Beyond allocation mechanics, the issue has triggered broader regulatory questions. Authorities are reviewing how foreign IPOs marketed to Korean investors should be treated under domestic securities laws, including whether overseas issuers would need to meet Korean disclosure and registration standards.
Other major financial hubs tend to take a more flexible approach. While US IPO access is generally limited to accredited investors, markets such as Singapore and Hong Kong allow brokerages to redistribute secured allocations to individuals under certain conditions.
The timing also reflects a broader policy backdrop. The Lee Jae-myung administration is seeking to redirect retail capital into domestic equities, even as Korean investors continue to favor overseas markets.
As part of that effort, the government introduced the “return investment account” (RIA) last month, offering tax incentives for repatriation. Investors who transfer overseas stocks into an RIA, sell them and reinvest in Korean equities are exempt from the 22 percent capital gains tax on those holdings.
Even so, demand for foreign equities remains robust. Korean investors were net buyers of about $11.5 billion worth of US stocks in January, according to Treasury data, the second-largest among major economies after France, excluding Ireland. Popular picks include Tesla and Nvidia.
Regulators are also weighing potential market impact. Given the expected scale of the SpaceX IPO, large volumes of funds flowing overseas over a short period could add pressure on the foreign exchange market.

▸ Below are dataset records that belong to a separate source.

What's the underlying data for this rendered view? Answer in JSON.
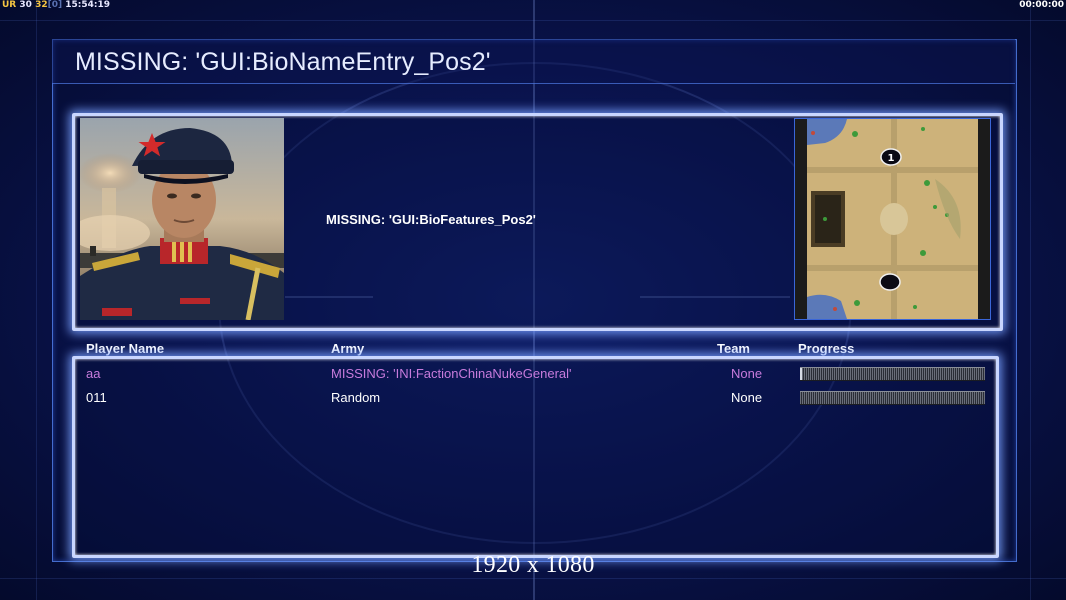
{
  "hud": {
    "ur_label": "UR",
    "value_a": "30",
    "value_b": "32",
    "value_c": "[0]",
    "clock": "15:54:19",
    "timer": "00:00:00"
  },
  "title": "MISSING: 'GUI:BioNameEntry_Pos2'",
  "bio_features": "MISSING: 'GUI:BioFeatures_Pos2'",
  "table": {
    "headers": {
      "player": "Player Name",
      "army": "Army",
      "team": "Team",
      "progress": "Progress"
    },
    "rows": [
      {
        "player": "aa",
        "army": "MISSING: 'INI:FactionChinaNukeGeneral'",
        "team": "None",
        "progress": 0.01,
        "color": "#c77bdc"
      },
      {
        "player": "011",
        "army": "Random",
        "team": "None",
        "progress": 0.0,
        "color": "#ffffff"
      }
    ]
  },
  "minimap": {
    "start_positions": [
      "1",
      ""
    ]
  },
  "resolution": "1920 x 1080",
  "colors": {
    "accent": "#c9d6ff",
    "player_highlight": "#c77bdc",
    "background": "#0a1450"
  }
}
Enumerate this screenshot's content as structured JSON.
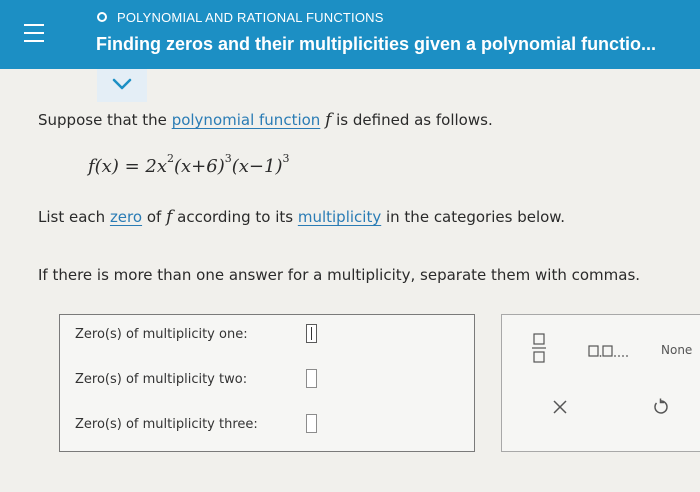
{
  "header": {
    "topic": "POLYNOMIAL AND RATIONAL FUNCTIONS",
    "title": "Finding zeros and their multiplicities given a polynomial functio..."
  },
  "prompt": {
    "line1_start": "Suppose that the ",
    "line1_link": "polynomial function",
    "line1_var": "f",
    "line1_end": " is defined as follows.",
    "formula": {
      "lhs": "f(x) = 2x",
      "exp1": "2",
      "part2": "(x+6)",
      "exp2": "3",
      "part3": "(x−1)",
      "exp3": "3"
    },
    "line2_start": "List each ",
    "line2_link1": "zero",
    "line2_mid": " of ",
    "line2_var": "f",
    "line2_mid2": " according to its ",
    "line2_link2": "multiplicity",
    "line2_end": " in the categories below.",
    "line3": "If there is more than one answer for a multiplicity, separate them with commas."
  },
  "answers": {
    "rows": [
      {
        "label": "Zero(s) of multiplicity one:",
        "value": ""
      },
      {
        "label": "Zero(s) of multiplicity two:",
        "value": ""
      },
      {
        "label": "Zero(s) of multiplicity three:",
        "value": ""
      }
    ]
  },
  "tools": {
    "fraction": "fraction-icon",
    "list": "list-icon",
    "none_label": "None",
    "clear": "clear-icon",
    "undo": "undo-icon"
  },
  "colors": {
    "header_bg": "#1c8fc4",
    "link": "#2a7cb5",
    "background": "#f1f0ec"
  }
}
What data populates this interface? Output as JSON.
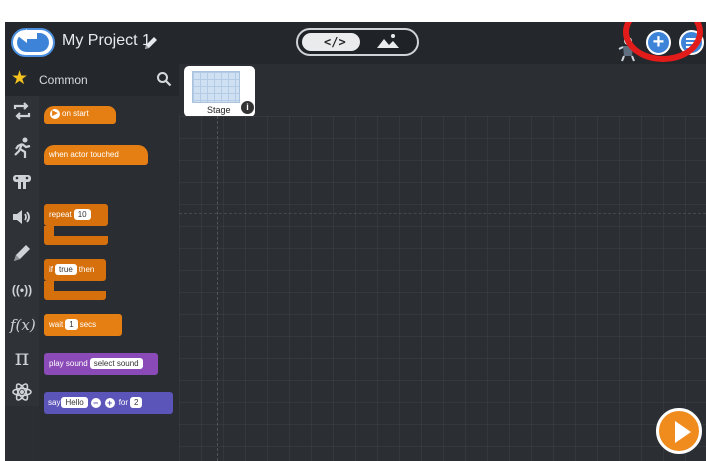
{
  "header": {
    "project_title": "My Project 1",
    "view_toggle": {
      "code_label": "</>",
      "scene_icon": "scene-icon"
    }
  },
  "category": {
    "name": "Common",
    "icon": "star-icon"
  },
  "categories": [
    "repeat-icon",
    "runner-icon",
    "gamepad-icon",
    "sound-icon",
    "pen-icon",
    "broadcast-icon",
    "function-icon",
    "pi-icon",
    "atom-icon"
  ],
  "blocks": {
    "on_start": "on start",
    "when_touched": "when actor touched",
    "repeat_label": "repeat",
    "repeat_value": "10",
    "if_label": "if",
    "if_value": "true",
    "then_label": "then",
    "wait_label": "wait",
    "wait_value": "1",
    "secs_label": "secs",
    "play_label": "play sound",
    "sound_value": "select sound",
    "say_label": "say",
    "say_value": "Hello",
    "minus": "−",
    "plus": "+",
    "for_label": "for",
    "for_value": "2"
  },
  "stage": {
    "label": "Stage",
    "info": "i"
  },
  "colors": {
    "accent_blue": "#3d84d9",
    "event_orange": "#e67f13",
    "sound_purple": "#8a4ab8",
    "looks_blue": "#5c55b9",
    "highlight_red": "#e21b1b"
  }
}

Authorities have already warned Mirae Asset to refrain from “excessive marketing,” citing concerns that promoting an unprecedented structure could confuse investors.
For now, Korean investors can access overseas stocks through direct trading or exchange-traded funds. Allowing participation in IPO-style subscriptions would effectively bring foreign listings within Korea’s regulatory perimeter — a shift that could significantly increase the compliance burden for both regulators and brokerages.
“This is the first attempt at a simultaneous offering in the US and Korea, so there are challenges,” a Mirae Asset official said. “We will begin full discussions once the allocation size becomes clearer.”